Run Settings

Overview

Run settings control how a circuit is executed: numerical precision, number of shots, synchronous vs asynchronous execution, performance vs accuracy trade-offs, and optional advanced behavior such as amplitude generation or GPU transfer.

Some options are set when acquiring the backend. Others are passed to backend.run() or to the Sampler/Estimator when using the Qiskit toolkit.

Precision

The SDK supports single and double precision. The default is single.

Core SDK — set at backend acquisition:

backend = provider.get_backend(
    backend="scarlet_quantum_rings",
    precision="double"
)

Core SDK — set at run time:

job = backend.run(
    qc,
    shots=100,
    mode="async",
    precision="double"
)

If precision is set at backend acquisition, it remains fixed until you re-acquire the backend or override it in run().

Shots and execution mode

  • shots — integer > 1. Number of bitstrings sampled.

  • mode"sync" or "async".

When mode="async", the job runs in a background thread and returns immediately.

Example:

job = backend.run(qc, shots=100, mode="async")

Getting results: synchronous vs asynchronous execution

For short scripts and tutorials, the simplest pattern is to run synchronously so job.result() is ready immediately after backend.run(...) returns:

job = backend.run(qc, shots=100, mode="sync")
result = job.result()

When you run asynchronously (mode="async", or the default mode when execution is asynchronous), backend.run(...) can return before the job has finished. In that case, calling job.result() too early may produce an incomplete Result (for example, get_counts() may return an empty dict {} until the job completes).

For asynchronous execution, wait for completion before job.result() — for example using job_monitor (see job_monitor module) or wait_for_final_state (see Job lifecycle helpers below).

Warning

If you use asynchronous execution, do not assume job.result() is populated immediately. Empty or incomplete counts can indicate the job has not finished yet.

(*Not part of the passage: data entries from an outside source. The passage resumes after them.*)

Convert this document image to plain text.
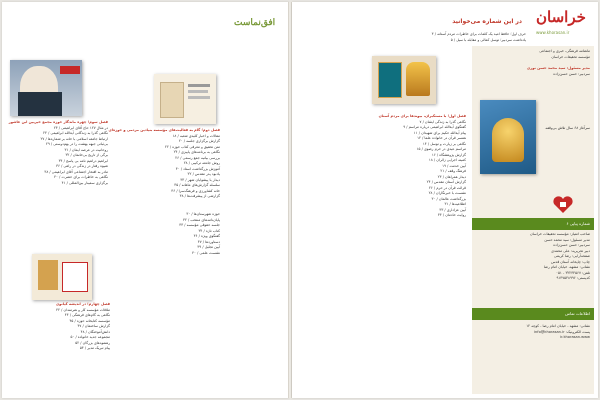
افق‌نماست
فصل سوم؛ چهره ماندگار حوزه مجمع خیریین ابن عاشور
در مثال ۱۲۷ حاج آقای ابراهیمی / ۲۳
نگاهی گذرا به زندگانی آیة‌الله ابراهیمی / ۲۴
ارتباط جامعه اسلامی با خانه بر شماره‌ها / ۲۷
بی‌ثباتی جبهه بهشت را در بهم‌دوستی / ۲۹
روحانیت در عرصه ایمان / ۳۱
برگی از تاریخ بی‌خانمان / ۳۲
ابراهیم دراهیم نامه بی پاسخ / ۳۴
شیوه رفتار در زندگی در راهی / ۳۶
مادر به افتخار اجتماعی آقای ابراهیمی / ۳۸
نگاهی به خاطرات برای حضرت / ۴۰
برگزاری سمینار بین‌المللی / ۴۱
فصل دوم؛ گام به فعالیت‌های مؤسسه بنیادین مردمی و حوزه‌ای
مقالات و اخبار کلیدی شعبه / ۱۸
گزارش برگزاری جلسه / ۲۰
متن تحقیق و معرفی کتاب حوزه / ۲۲
نگاهی به برنامه‌های پاییزی / ۲۴
بررسی بیانیه جمع رسمی / ۲۶
روش جامعه ترکیبی / ۲۸
آموزش بزرگداشت استاد / ۳۰
یادبود پدر مقدس / ۳۲
دیدار با پیشوایان شهر / ۳۳
سلسله گزارش‌های ماهانه / ۳۵
خانه کشاورزی و فرهنگ‌سرا / ۳۶
گزارشی از پیشرفت‌ها / ۳۸
حوزه شهرستان‌ها / ۳۰
پایان‌نامه‌های منتخب / ۳۲
جلسه حقوقی مؤسسه / ۳۳
کتاب تازه / ۳۴
گفتگوی ویژه / ۳۶
دستاوردها / ۳۷
آیین تجلیل / ۳۹
نشست علمی / ۴۰
فصل چهارم؛ در اندیشه کیانوی
ملاقات مؤسسه کار و هنرمندان / ۴۲
نگاهی به گام‌های فرهنگی / ۴۴
مؤسسه کتابخانه حوزه / ۴۵
گزارش ساختمان / ۴۷
دانش‌آموختگان / ۴۸
مجموعه جدید خانواده / ۵۰
رهنمودهای بزرگان / ۵۲
پیام تبریک مدیر / ۵۳
خراسان
www.khorasan.ir
در این شماره می‌خوانید
حرف اول؛ حافظ امید یک کلمات برای خاطرات مردم آستانه / ۳
یادداشت سردبیر؛ توسل کمالی و مقابله با سیل / ۵
فصل اول؛ با مستکبران، بیوندها برای مردم آستان
نگاهی گذرا به زندگی ایشان / ۷
گفتگوی آیة‌الله ابراهیمی درباره مراسم / ۹
پیام آیة‌الله حکیم برای شهیدان / ۱۱
همسر قرآن در خانواده علما / ۱۲
نگاهی بر زیارت و توسل / ۱۴
مراسم عیدی در حرم رضوی / ۱۵
گزارش پژوهشگاه / ۱۶
کمیته اجرایی زائران / ۱۸
آیین خدمت / ۱۹
فرهنگ وقف / ۲۱
دیدار همراهان / ۲۳
گزارش آستان مقدس / ۲۴
قرائت قرآن در حرم / ۲۶
نشست با خبرنگاران / ۲۸
بزرگداشت عالمان / ۳۰
اطلاعیه‌ها / ۳۱
آیین عزاداری / ۳۳
روایت خادمان / ۳۴
ماهنامه فرهنگی، خبری و اجتماعی
مؤسسه تحقیقات خراسان
مدیر مسئول: سید محمد حسن نوری
سردبیر: حسن حسن‌زاده
سرآغاز ۶۸ سال تلاش بی‌وقفه
شماره پیاپی ۶
صاحب امتیاز: مؤسسه تحقیقات خراسان
مدیر مسئول: سید محمد حسن
سردبیر: حسن حسن‌زاده
دبیر تحریریه: علی محمدی
صفحه‌آرایی: رضا کریمی
چاپ: چاپخانه آستان قدس
نشانی: مشهد، خیابان امام رضا
تلفن: ۳۲۲۳۴۵۶۷ - ۰۵۱
کدپستی: ۹۱۳۷۵۴۸۹۹۶
اطلاعات تماس
نشانی: مشهد - خیابان امام رضا - کوچه ۱۲
پست الکترونیک: info@khorasan.ir
ir.khorasan.www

Threshold and performance modes

The performance option selects internal execution behavior (efficiency vs accuracy trade-offs).

Available values:

  • "HIGHESTEFFICIENCY"

  • "BALANCEDACCURACY"

  • "HIGHESTACCURACY"

  • "AUTOMATIC"

  • "CUSTOM"

If performance="CUSTOM", you must provide:

  • threshold — integer >= 2

Example:

job = backend.run(
    qc,
    performance="CUSTOM",
    threshold=32
)

Note

Legacy documentation states threshold is > 16. Current behavior supports threshold >= 2. If you encounter examples that use > 16, treat that as a legacy constraint rather than a strict requirement.

Advanced options

The following advanced options are available for run-time configuration.

  • transfer_to_cpu — In GPU mode, set to False to keep operations on the GPU during measurement.

  • generate_amplitude — If enabled, generates amplitudes for measured bitstrings. A file name must be provided via file. Legacy documentation states this is supported only in QrBackendV2.run; if you use it via core backend.run(), validate behavior for your version.

  • file — File path for storing measurements and/or amplitudes (used with generate_amplitude).

  • max_threads — Maximum number of threads during measurement. Legacy documentation states this is supported only in QrBackendV2.run; validate behavior for your version.

Toolkit-only parameters

When using the Quantum Rings toolkit for Qiskit, settings are typically provided via:

  • backend creation, or

  • options / run_options dictionaries for Sampler or Estimator.

Toolkit configuration parameters include:

  • token

  • name

  • backend

  • gpu (GPU id in multi-GPU systems)

See Toolkit for Qiskit.

Job lifecycle helpers

You can monitor job execution using:

from QuantumRingsLib import job_monitor
job_monitor(job)

To reduce output:

job_monitor(job, quiet=True)

To block until completion:

def jobCallback(job_id, state, job):
    pass

job.wait_for_final_state(0, 5, jobCallback)

Refer to the API reference for full signatures.

Potential inconsistencies to review

  • performance option casing appears in multiple forms in legacy examples (uppercase, lowercase, mixed case). Confirm whether casing is significant.

  • Legacy documentation states that generate_amplitude / file / max_threads are supported only in QrBackendV2.run; confirm supported behavior in core backend.run().